Arms tracking data shows why 17 African countries could have abstained in a UN vote to condemn the superpower
Kampala, Uganda | IAN KATUSIIME | A new report by the Stockholm International Peace Research Institute (SIPRI), an organisation that tracks arms trade, indicates that Russia was the largest supplier of weapons for African countries for the period ranging from 2017-2021. Russia’s weapons sales to Africa accounted for 44% of imports of major arms to the continent followed by the US (17%), China (10%) and France (6.1%).
The SIPRI report offers insights on why 17 African countries could have voted to abstain during an emergency meeting by the UN General Assembly that passed a resolution to condemn the Russian invasion of Ukraine in February. However the SIPRI data showed that there was a general drop on what African governments are spending on defence.
“The overall drop in African arms imports was mainly due to decreases in imports by Algeria and Morocco—the two largest arms importers in the region,” the report stated on its Africa section.
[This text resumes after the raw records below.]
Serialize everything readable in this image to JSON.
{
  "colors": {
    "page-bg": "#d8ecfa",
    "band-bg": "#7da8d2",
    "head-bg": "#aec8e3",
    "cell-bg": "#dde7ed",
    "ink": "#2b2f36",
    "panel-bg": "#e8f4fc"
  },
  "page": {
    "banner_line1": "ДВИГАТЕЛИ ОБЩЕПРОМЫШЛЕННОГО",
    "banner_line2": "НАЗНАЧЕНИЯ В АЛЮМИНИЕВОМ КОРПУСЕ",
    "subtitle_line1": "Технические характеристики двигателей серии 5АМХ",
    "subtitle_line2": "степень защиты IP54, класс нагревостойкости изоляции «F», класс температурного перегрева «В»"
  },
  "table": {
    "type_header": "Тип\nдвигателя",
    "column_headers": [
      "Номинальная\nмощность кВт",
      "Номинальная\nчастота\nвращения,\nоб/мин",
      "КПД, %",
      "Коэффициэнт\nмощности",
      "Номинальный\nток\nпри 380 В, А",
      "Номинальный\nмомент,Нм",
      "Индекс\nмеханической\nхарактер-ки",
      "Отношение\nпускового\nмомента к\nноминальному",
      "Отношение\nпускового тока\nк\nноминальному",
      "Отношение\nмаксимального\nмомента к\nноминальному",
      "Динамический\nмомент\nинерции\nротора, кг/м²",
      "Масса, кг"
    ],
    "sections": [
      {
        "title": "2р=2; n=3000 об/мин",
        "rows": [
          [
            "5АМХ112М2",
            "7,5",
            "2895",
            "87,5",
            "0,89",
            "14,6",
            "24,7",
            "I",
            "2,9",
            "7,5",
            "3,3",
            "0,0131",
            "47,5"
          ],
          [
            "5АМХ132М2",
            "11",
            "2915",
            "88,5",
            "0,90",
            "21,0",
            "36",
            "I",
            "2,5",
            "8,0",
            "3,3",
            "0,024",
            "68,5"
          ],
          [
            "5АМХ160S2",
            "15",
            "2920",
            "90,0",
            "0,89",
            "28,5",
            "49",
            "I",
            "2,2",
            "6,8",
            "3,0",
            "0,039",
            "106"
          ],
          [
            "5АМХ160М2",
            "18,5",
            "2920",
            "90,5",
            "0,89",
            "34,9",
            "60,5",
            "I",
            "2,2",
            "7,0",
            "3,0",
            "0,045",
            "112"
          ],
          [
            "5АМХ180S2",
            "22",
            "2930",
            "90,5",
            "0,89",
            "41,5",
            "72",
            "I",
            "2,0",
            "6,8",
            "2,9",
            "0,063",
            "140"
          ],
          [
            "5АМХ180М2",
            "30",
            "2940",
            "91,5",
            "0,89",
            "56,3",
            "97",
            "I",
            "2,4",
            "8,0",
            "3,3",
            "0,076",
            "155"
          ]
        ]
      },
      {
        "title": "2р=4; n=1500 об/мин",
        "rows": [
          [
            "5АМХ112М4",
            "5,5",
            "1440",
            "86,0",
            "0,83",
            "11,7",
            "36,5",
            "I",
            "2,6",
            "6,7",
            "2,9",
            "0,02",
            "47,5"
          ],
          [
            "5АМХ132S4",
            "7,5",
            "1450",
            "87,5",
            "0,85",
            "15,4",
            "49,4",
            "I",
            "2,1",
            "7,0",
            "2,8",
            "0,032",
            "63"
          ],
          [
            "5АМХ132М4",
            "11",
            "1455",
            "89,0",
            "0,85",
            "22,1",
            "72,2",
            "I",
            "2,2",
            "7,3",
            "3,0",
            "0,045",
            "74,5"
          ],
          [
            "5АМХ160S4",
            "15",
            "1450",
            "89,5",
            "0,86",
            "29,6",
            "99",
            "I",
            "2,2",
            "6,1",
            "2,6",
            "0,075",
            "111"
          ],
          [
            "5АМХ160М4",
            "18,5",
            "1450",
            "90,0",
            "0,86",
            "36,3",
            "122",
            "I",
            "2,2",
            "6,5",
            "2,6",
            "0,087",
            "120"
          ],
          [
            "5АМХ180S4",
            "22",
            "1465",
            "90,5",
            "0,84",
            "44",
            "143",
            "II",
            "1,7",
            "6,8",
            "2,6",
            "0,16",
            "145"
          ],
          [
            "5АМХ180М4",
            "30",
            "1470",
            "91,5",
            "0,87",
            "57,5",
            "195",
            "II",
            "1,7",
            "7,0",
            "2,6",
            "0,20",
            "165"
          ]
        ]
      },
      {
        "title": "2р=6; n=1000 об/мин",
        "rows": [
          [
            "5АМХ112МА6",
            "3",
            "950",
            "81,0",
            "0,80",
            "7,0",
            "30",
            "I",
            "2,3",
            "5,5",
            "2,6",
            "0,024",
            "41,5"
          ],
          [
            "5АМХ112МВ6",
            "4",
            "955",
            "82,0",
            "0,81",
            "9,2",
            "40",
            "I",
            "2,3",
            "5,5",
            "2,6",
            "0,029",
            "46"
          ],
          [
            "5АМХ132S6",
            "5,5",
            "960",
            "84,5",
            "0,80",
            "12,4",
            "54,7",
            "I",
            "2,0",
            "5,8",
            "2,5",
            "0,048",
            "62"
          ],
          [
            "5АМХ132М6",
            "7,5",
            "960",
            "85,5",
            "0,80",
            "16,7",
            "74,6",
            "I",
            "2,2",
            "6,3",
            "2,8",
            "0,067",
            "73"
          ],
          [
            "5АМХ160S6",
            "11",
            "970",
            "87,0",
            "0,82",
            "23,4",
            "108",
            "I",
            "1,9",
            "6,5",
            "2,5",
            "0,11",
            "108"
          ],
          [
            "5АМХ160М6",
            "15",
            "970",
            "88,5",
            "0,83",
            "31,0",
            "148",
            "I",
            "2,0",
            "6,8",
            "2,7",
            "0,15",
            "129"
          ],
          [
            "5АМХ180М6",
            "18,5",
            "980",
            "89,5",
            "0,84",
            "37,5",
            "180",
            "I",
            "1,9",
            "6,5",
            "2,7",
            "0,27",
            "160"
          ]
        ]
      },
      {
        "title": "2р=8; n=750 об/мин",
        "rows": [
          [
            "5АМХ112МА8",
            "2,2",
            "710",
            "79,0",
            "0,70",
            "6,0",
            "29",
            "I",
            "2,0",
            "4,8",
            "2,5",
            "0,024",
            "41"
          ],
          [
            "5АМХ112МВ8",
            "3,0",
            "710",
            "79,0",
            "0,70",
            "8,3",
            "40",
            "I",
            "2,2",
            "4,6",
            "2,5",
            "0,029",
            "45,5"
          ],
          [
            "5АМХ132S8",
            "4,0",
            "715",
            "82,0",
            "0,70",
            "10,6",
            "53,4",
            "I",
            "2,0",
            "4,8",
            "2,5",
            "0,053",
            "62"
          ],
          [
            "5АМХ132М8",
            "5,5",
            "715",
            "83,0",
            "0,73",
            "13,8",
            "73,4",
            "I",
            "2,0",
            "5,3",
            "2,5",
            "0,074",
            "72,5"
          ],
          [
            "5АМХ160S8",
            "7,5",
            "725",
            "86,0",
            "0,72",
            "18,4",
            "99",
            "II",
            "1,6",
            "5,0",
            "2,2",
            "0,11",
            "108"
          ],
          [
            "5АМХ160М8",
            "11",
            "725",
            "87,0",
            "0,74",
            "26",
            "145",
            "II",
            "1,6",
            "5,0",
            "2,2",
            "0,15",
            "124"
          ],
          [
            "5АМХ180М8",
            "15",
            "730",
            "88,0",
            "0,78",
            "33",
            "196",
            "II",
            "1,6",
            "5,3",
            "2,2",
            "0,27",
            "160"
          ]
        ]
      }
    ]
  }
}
In the same period, 2017–202, Algeria accounted for 44 per cent of total African arms imports and for 2.6 per cent of the global total.
The report shows that countries in Sub-Saharan Africa are bottom of the pile when it comes to the arms trade. A measly 2% is what the 46 countries in the ‘sub-Saharan Africa’ region account for in the total global arms trade.
The new data shows that countries like Nigeria, South Africa, Kenya, and to a lower extent; Uganda; the fastest growing countries in the often cited sub region in Africa, are even importing less arms than they were shipping in ten years ago.
“Taken together, their arms imports were 35 per cent lower in 2017–21 than in 2012–16,” the SIPRI factsheet says. Some of the conflicts wrecking the continent had a bearing on their nation’s imports.
“In 2017–21 the five largest arms importers in the sub-region were Angola, Nigeria, Ethiopia, Mali and Botswana. Recently imported arms played a role in the current armed conflicts in three of these states: Nigeria, Ethiopia and Mali. In 2017–21 these three states each had a diversified supplier base and received no more than 49 per cent of their major arms from a single supplier.”
Nigeria has been fighting Boko Haram insurgents in the northern parts of the country while Ethiopia has been at war with its Tigrayan region for more than a year. On the other hand, Mali has gone through a series of coups and instability while Boko Haram militants have also sheltered in its territory. The outlier seems to be Botswana because Angola has always been cited among the most powerful militaries in Africa.